Kızmıyorum ne Selim'e ne de Günseli'ye.Selim'in yerinde ben olsam ben de aynısını yapardım ; Nitekim Oğuz Atay'ın da böyle düşündüğünü kalbimden biliyorum,hissediyorum.Günseli de böyle diyor mudur acaba ? Selim gitti ama böyle daha mutludur diyor mudur ; yoksa bencilce ''Keşke gitmeseydin'' mi diyordur. Bilinmez ; o da bilmiyordur...

    Geçenlerde bir analiz ile karşılaştım,Oğuz Atay'ın Tutunamayanlar'ı üzerine.Oldukça ince ve hoş tespitler barındırıyordu.Ama ben başlığında takılı kaldım ; '' Tutunamayanlar'da Tutunan Bir Ses : Günseli Ediz '' 
Sahiden tutunuyor muydu peki Günseli ?  
   
    Hikayede kendinizi kimin yerine koyduğunuza göre şimdi bana kızabilir ya da çok haklısın diyebilirsiniz,biliyorum.Hatta istemsiz şuan zihinlerinizde '' Sen kendini Günseli yerine koymuşsun belli ki...'' cümlesi dolaşmaya başladı bile.Ama öyle değil.

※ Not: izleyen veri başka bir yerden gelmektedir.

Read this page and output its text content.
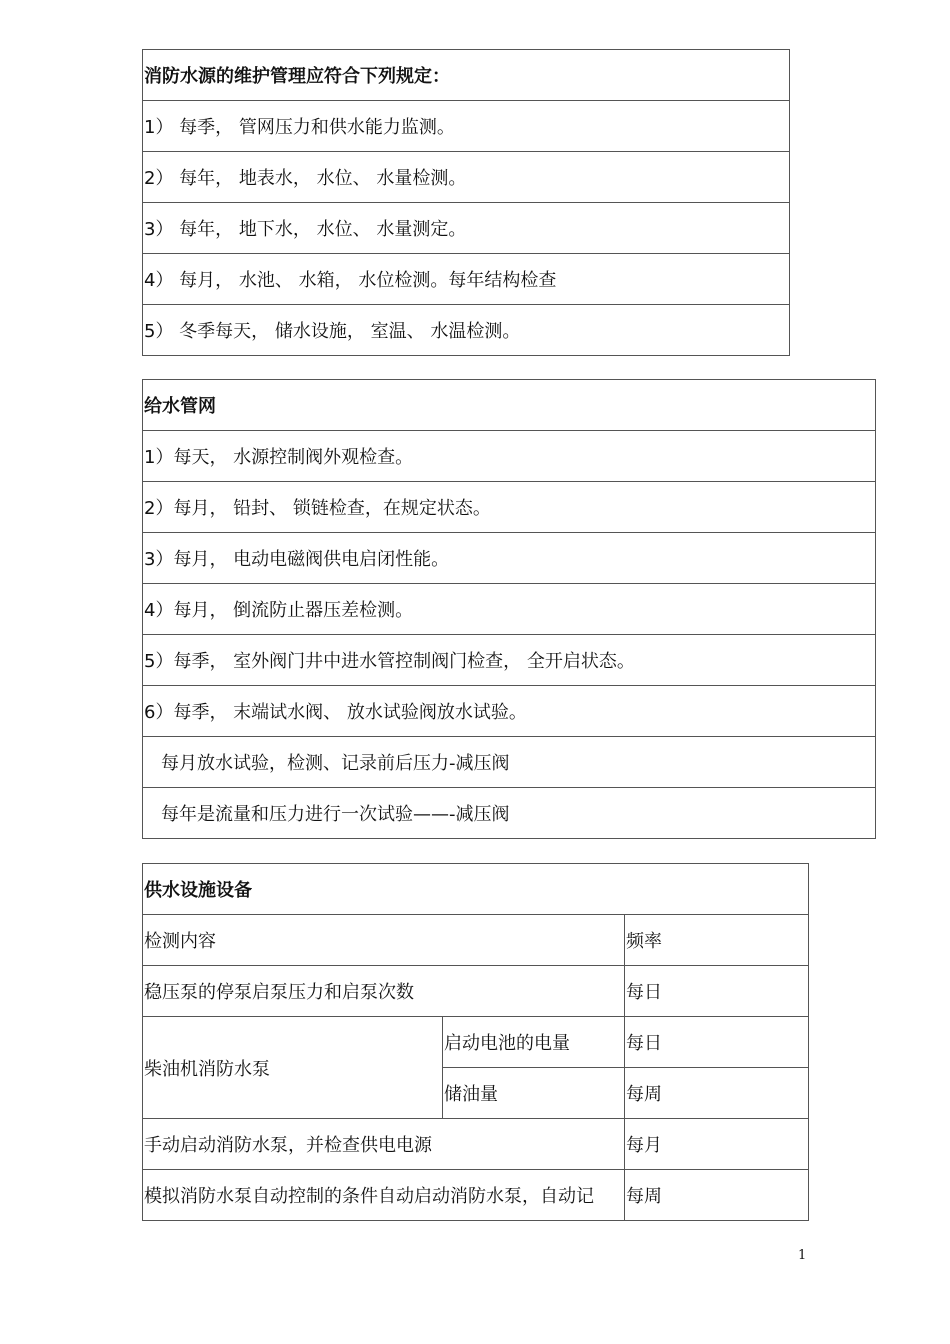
消防水源的维护管理应符合下列规定：
1） 每季， 管网压力和供水能力监测。
2） 每年， 地表水， 水位、 水量检测。
3） 每年， 地下水， 水位、 水量测定。
4） 每月， 水池、 水箱， 水位检测。每年结构检查
5） 冬季每天， 储水设施， 室温、 水温检测。
给水管网
1）每天， 水源控制阀外观检查。
2）每月， 铅封、 锁链检查，在规定状态。
3）每月， 电动电磁阀供电启闭性能。
4）每月， 倒流防止器压差检测。
5）每季， 室外阀门井中进水管控制阀门检查， 全开启状态。
6）每季， 末端试水阀、 放水试验阀放水试验。
每月放水试验，检测、记录前后压力-减压阀
每年是流量和压力进行一次试验——-减压阀
供水设施设备		
检测内容		频率
稳压泵的停泵启泵压力和启泵次数		每日
柴油机消防水泵	启动电池的电量	每日
	储油量	每周
手动启动消防水泵，并检查供电电源		每月
模拟消防水泵自动控制的条件自动启动消防水泵，自动记		每周
1
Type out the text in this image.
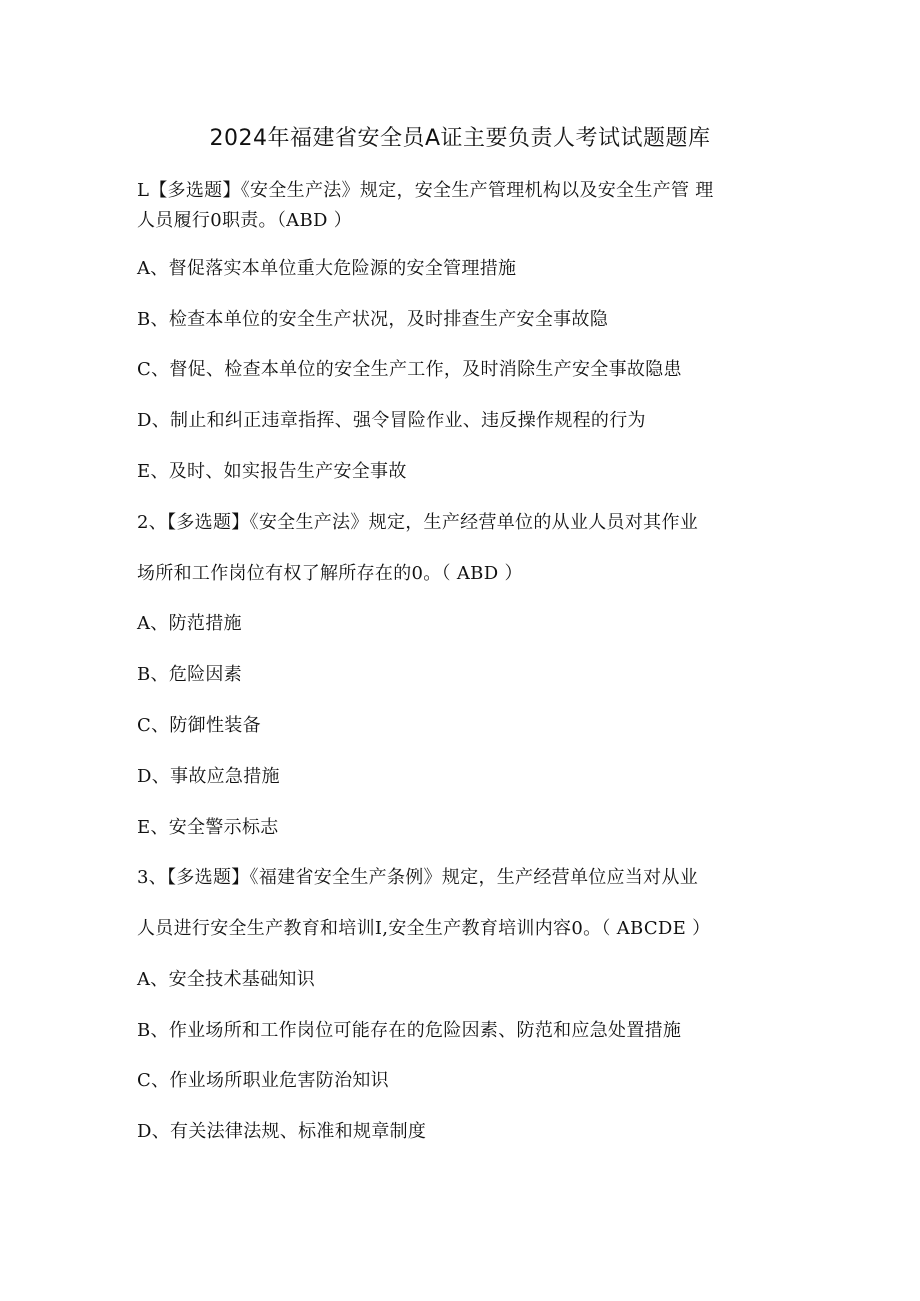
2024年福建省安全员A证主要负责人考试试题题库
L【多选题】《安全生产法》规定，安全生产管理机构以及安全生产管 理
人员履行0职责。（ABD ）
A、督促落实本单位重大危险源的安全管理措施
B、检查本单位的安全生产状况，及时排查生产安全事故隐
C、督促、检查本单位的安全生产工作，及时消除生产安全事故隐患
D、制止和纠正违章指挥、强令冒险作业、违反操作规程的行为
E、及时、如实报告生产安全事故
2、【多选题】《安全生产法》规定，生产经营单位的从业人员对其作业
场所和工作岗位有权了解所存在的0。（ ABD ）
A、防范措施
B、危险因素
C、防御性装备
D、事故应急措施
E、安全警示标志
3、【多选题】《福建省安全生产条例》规定，生产经营单位应当对从业
人员进行安全生产教育和培训I,安全生产教育培训内容0。（ ABCDE ）
A、安全技术基础知识
B、作业场所和工作岗位可能存在的危险因素、防范和应急处置措施
C、作业场所职业危害防治知识
D、有关法律法规、标准和规章制度
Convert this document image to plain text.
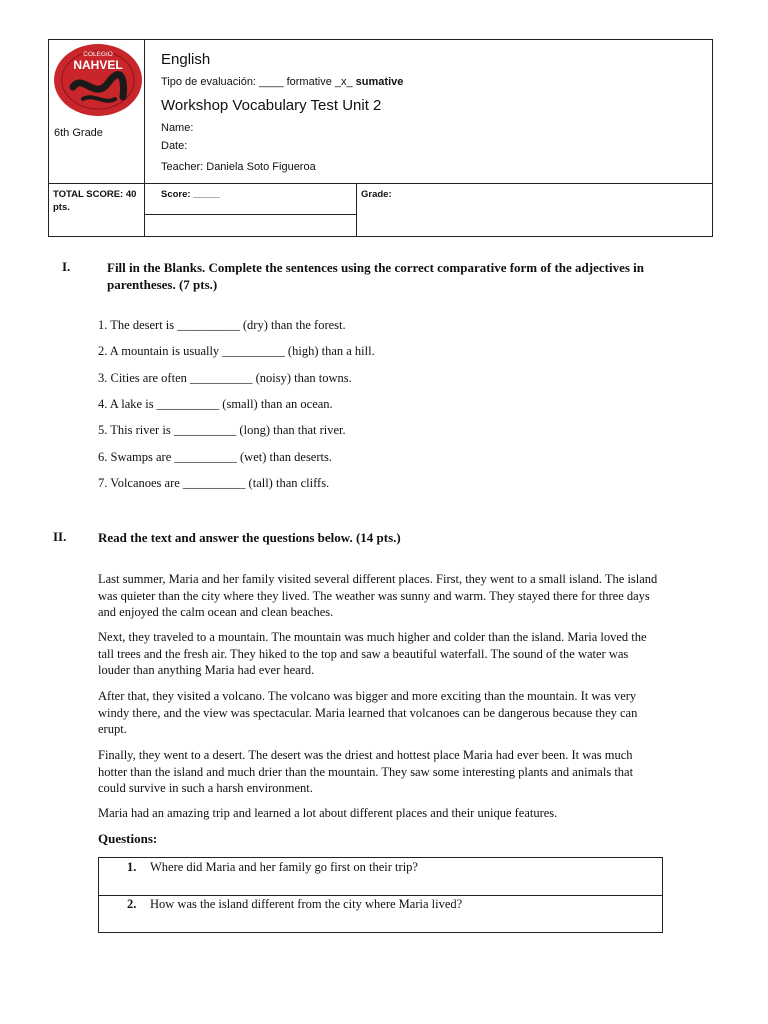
COLEGIO
NAHVEL
6th Grade
English
Tipo de evaluación: ____ formative _x_ sumative
Workshop Vocabulary Test Unit 2
Name:
Date:
Teacher: Daniela Soto Figueroa
TOTAL SCORE: 40 pts.
Score: _____	Grade:
I.	Fill in the Blanks. Complete the sentences using the correct comparative form of the adjectives in parentheses. (7 pts.)
1. The desert is __________ (dry) than the forest.
2. A mountain is usually __________ (high) than a hill.
3. Cities are often __________ (noisy) than towns.
4. A lake is __________ (small) than an ocean.
5. This river is __________ (long) than that river.
6. Swamps are __________ (wet) than deserts.
7. Volcanoes are __________ (tall) than cliffs.
II. Read the text and answer the questions below. (14 pts.)

Last summer, Maria and her family visited several different places. First, they went to a small island. The island was quieter than the city where they lived. The weather was sunny and warm. They stayed there for three days and enjoyed the calm ocean and clean beaches.

Next, they traveled to a mountain. The mountain was much higher and colder than the island. Maria loved the tall trees and the fresh air. They hiked to the top and saw a beautiful waterfall. The sound of the water was louder than anything Maria had ever heard.

After that, they visited a volcano. The volcano was bigger and more exciting than the mountain. It was very windy there, and the view was spectacular. Maria learned that volcanoes can be dangerous because they can erupt.

Finally, they went to a desert. The desert was the driest and hottest place Maria had ever been. It was much hotter than the island and much drier than the mountain. They saw some interesting plants and animals that could survive in such a harsh environment.

Maria had an amazing trip and learned a lot about different places and their unique features.

Questions:
1. Where did Maria and her family go first on their trip?
2. How was the island different from the city where Maria lived?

   Günümüz insanı, farkında olmasa ve asla kabullenmek istemese,görmezden gelse bile  ''Tutunamayanlar''daki hayatın aynısı yaşıyor.Herkesin hayatında bir Selim,Bir Turgut ve bir Günseli var ; belki geç kalmıştır birinden biri ama elbet girecektir hayatınıza... Siz kendi hayatınızda, farklı isimlerle aynı karakterlere hayat veren bu insanları çoktan fark etmiş olabilirsiniz ; ya da hiç fark edemeden bu sahnedeki rolünüzün sonuna da gelebilirsiniz. ''Ben gayet de Tutunuyorum '' diyerek yazının bu noktasına kadar gelebilmiş olan güzel insanlar varsa aramızda onlara da selam olsun lakin buraya kadardı,haydi itiraf edelim ; çok keyifli hayatlarda,kahkaha atan fotoğraflar ile duvarları süslemek tutunmak demek değil ; siz de bunu biliyorsunuz. İşte, modern insanın Tutunduğuna dair önce kendini inandırma çabası ve Selim'in sonsuz ''korku'' duyarak baktığı ve ''kaçtığı'' gerçek de bu... İki temel soru var aklımdan hiç çıkmayan, ansızın iç sesimde beliren ''Gerçekten Tutunamıyor muyuz ? '' peki ya  '' Günseli ? '' 
     
     Ah Günseli, efsun senin hayatında gizli asıl...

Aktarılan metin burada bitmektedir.